31Le 23 février 2005, toujours sous la présidence de Jacques Chirac (lors de son second mandat) et sous le gouvernement de Jean-Pierre Raffarin, est adoptée la loi « portant reconnaissance de la Nation et contribution nationale en faveur des Français rapatriés ». Composée de 13 articles, ce texte comporte deux aspects distincts : le premier est d'ordre financier, plusieurs dispositions visent essentiellement à corriger des inégalités de traitement entre différents groupes de rapatriés d'Algérie dues à la superposition des trois grandes lois d'indemnisation (1970, 1978 et 1987). D'autres dispositions, toujours du même ordre, ont pour but la mise en place de certaines mesures d'aide ciblant spécifiquement la population harkie. Le second aspect est d'ordre moral ou symbolique : le texte exprime une reconnaissance envers les populations qui ont œuvré en outre-mer et déclare reconnaître les souffrances endurées par les différentes catégories de ces populations dont le sort a été impacté par les processus de décolonisation. Des quatre dispositions législatives étudiées, la loi du 23 février 2005 est la seule émanant du Gouvernement. Il s'agit en effet d'un projet de loi dont l'écriture est confiée dans les derniers jours de l'année 2003, à Hamlaoui Mékachéra, secrétaire d’État aux Anciens Combattants, afin d'honorer une promesse électorale présidentielle faite à la population rapatriée d'Afrique du Nord. Le projet de loi se fonde sur un rapport établi par l'élu du Lot-et-Garonne, Michel Diefenbacher, à la demande du Premier ministre Raffarin et qui a été remis à ce dernier en septembre 2003. Le rapport vise à faire le point sur les dispositifs existants en faveur des rapatriés et à formuler des perspectives d'avenir. Suite à ce rapport, un grand débat a lieu à l'Assemblée nationale puis au Sénat au cours du mois de décembre, en présence d'Hamlaoui Mékachéra, afin de jeter les premières pierres du futur projet de loi. Lors de ce débat, aussi bien à la Chambre des députés qu'à la Chambre haute, un consensus transpartisan se forme sur la nécessité de concevoir et d'adopter un tel projet de loi en faveur des rapatriés.

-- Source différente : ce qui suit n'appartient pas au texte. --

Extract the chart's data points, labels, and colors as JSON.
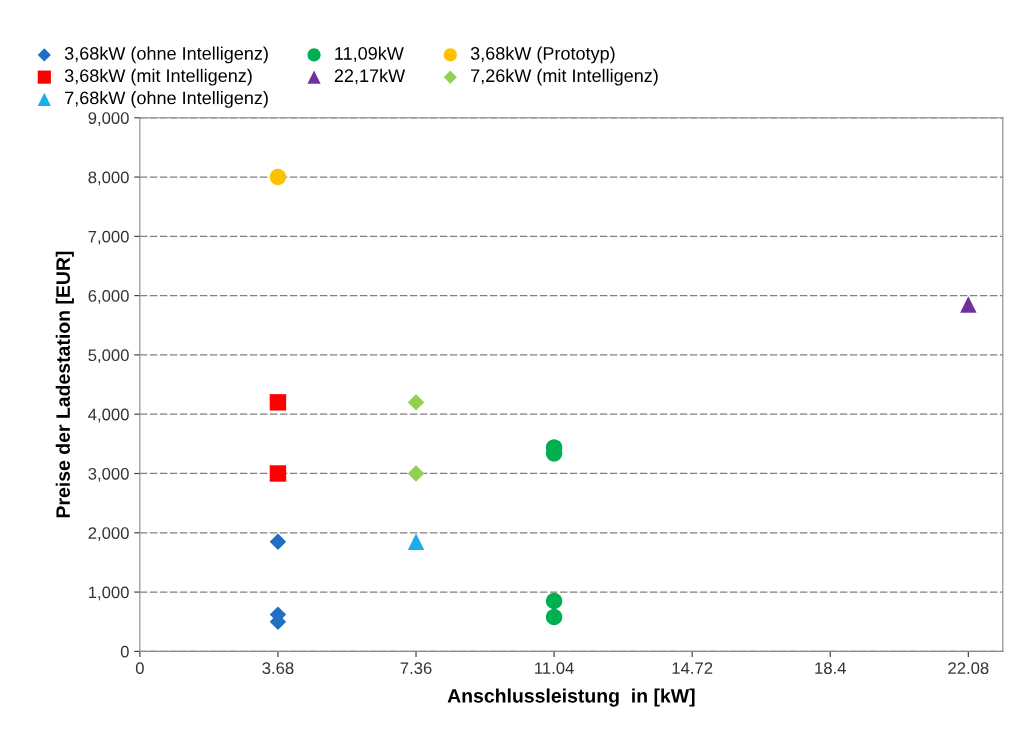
{
  "chart_data": {
    "type": "scatter",
    "xlabel": "Anschlussleistung  in [kW]",
    "ylabel": "Preise der Ladestation [EUR]",
    "xlim": [
      0,
      23
    ],
    "xticks": [
      0,
      3.68,
      7.36,
      11.04,
      14.72,
      18.4,
      22.08
    ],
    "ylim": [
      0,
      9000
    ],
    "yticks": [
      {
        "value": 0,
        "label": "0"
      },
      {
        "value": 1000,
        "label": "1,000"
      },
      {
        "value": 2000,
        "label": "2,000"
      },
      {
        "value": 3000,
        "label": "3,000"
      },
      {
        "value": 4000,
        "label": "4,000"
      },
      {
        "value": 5000,
        "label": "5,000"
      },
      {
        "value": 6000,
        "label": "6,000"
      },
      {
        "value": 7000,
        "label": "7,000"
      },
      {
        "value": 8000,
        "label": "8,000"
      },
      {
        "value": 9000,
        "label": "9,000"
      }
    ],
    "grid": "y",
    "legend": "top",
    "series": [
      {
        "name": "3,68kW (ohne Intelligenz)",
        "color": "#1f6fc5",
        "marker": "diamond",
        "x": [
          3.68,
          3.68,
          3.68
        ],
        "values": [
          1850,
          620,
          500
        ]
      },
      {
        "name": "3,68kW (mit Intelligenz)",
        "color": "#ff0000",
        "marker": "square",
        "x": [
          3.68,
          3.68
        ],
        "values": [
          4200,
          3000
        ]
      },
      {
        "name": "7,68kW (ohne Intelligenz)",
        "color": "#1aaee8",
        "marker": "triangle",
        "x": [
          7.36
        ],
        "values": [
          1850
        ]
      },
      {
        "name": "11,09kW",
        "color": "#00b050",
        "marker": "circle",
        "x": [
          11.04,
          11.04,
          11.04,
          11.04
        ],
        "values": [
          3440,
          3340,
          850,
          580
        ]
      },
      {
        "name": "22,17kW",
        "color": "#7030a0",
        "marker": "triangle",
        "x": [
          22.08
        ],
        "values": [
          5850
        ]
      },
      {
        "name": "3,68kW (Prototyp)",
        "color": "#ffc000",
        "marker": "circle",
        "x": [
          3.68
        ],
        "values": [
          8000
        ]
      },
      {
        "name": "7,26kW (mit Intelligenz)",
        "color": "#92d050",
        "marker": "diamond",
        "x": [
          7.36,
          7.36
        ],
        "values": [
          4200,
          3000
        ]
      }
    ]
  }
}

32Le texte est élaboré au sein de deux instances gouvernementales (la MIR, Mission Interministérielle aux Rapatriés et le HCR, le Haut Conseil aux Rapatriés, créés respectivement en 2002 et 2003) qui travaillent conjointement avec plusieurs associations de rapatriés réparties en différents groupes d'études thématiques.

33L'article 4 de cette loi provoque le tollé que l'on sait. Face aux protestations de plus en plus énergiques émanant de la société civile et notamment du monde scientifique, le Président Chirac décide finalement, par décret48, d'abroger l'article tant décrié. Le groupe socialiste est très embarrassé durant ces mois de bronca car s'il est vrai que les élus socialistes ont voté contre ce projet de loi (mais parce qu'ils considéraient alors que les mesures n'allaient pas assez loin vis-à-vis des rapatriés !), aucun n'a protesté lors du vote de cette disposition relative « aux aspects positifs de la colonisation ». Le tollé déclenché par cet article les contraint à intervenir dans le débat public en soutenant les protestations tout en déclarant dans le même temps, pour justifier leur inertie, que la disposition incriminée a été ajoutée à une heure tardive de la nuit, sans qu'ils puissent s'en apercevoir49.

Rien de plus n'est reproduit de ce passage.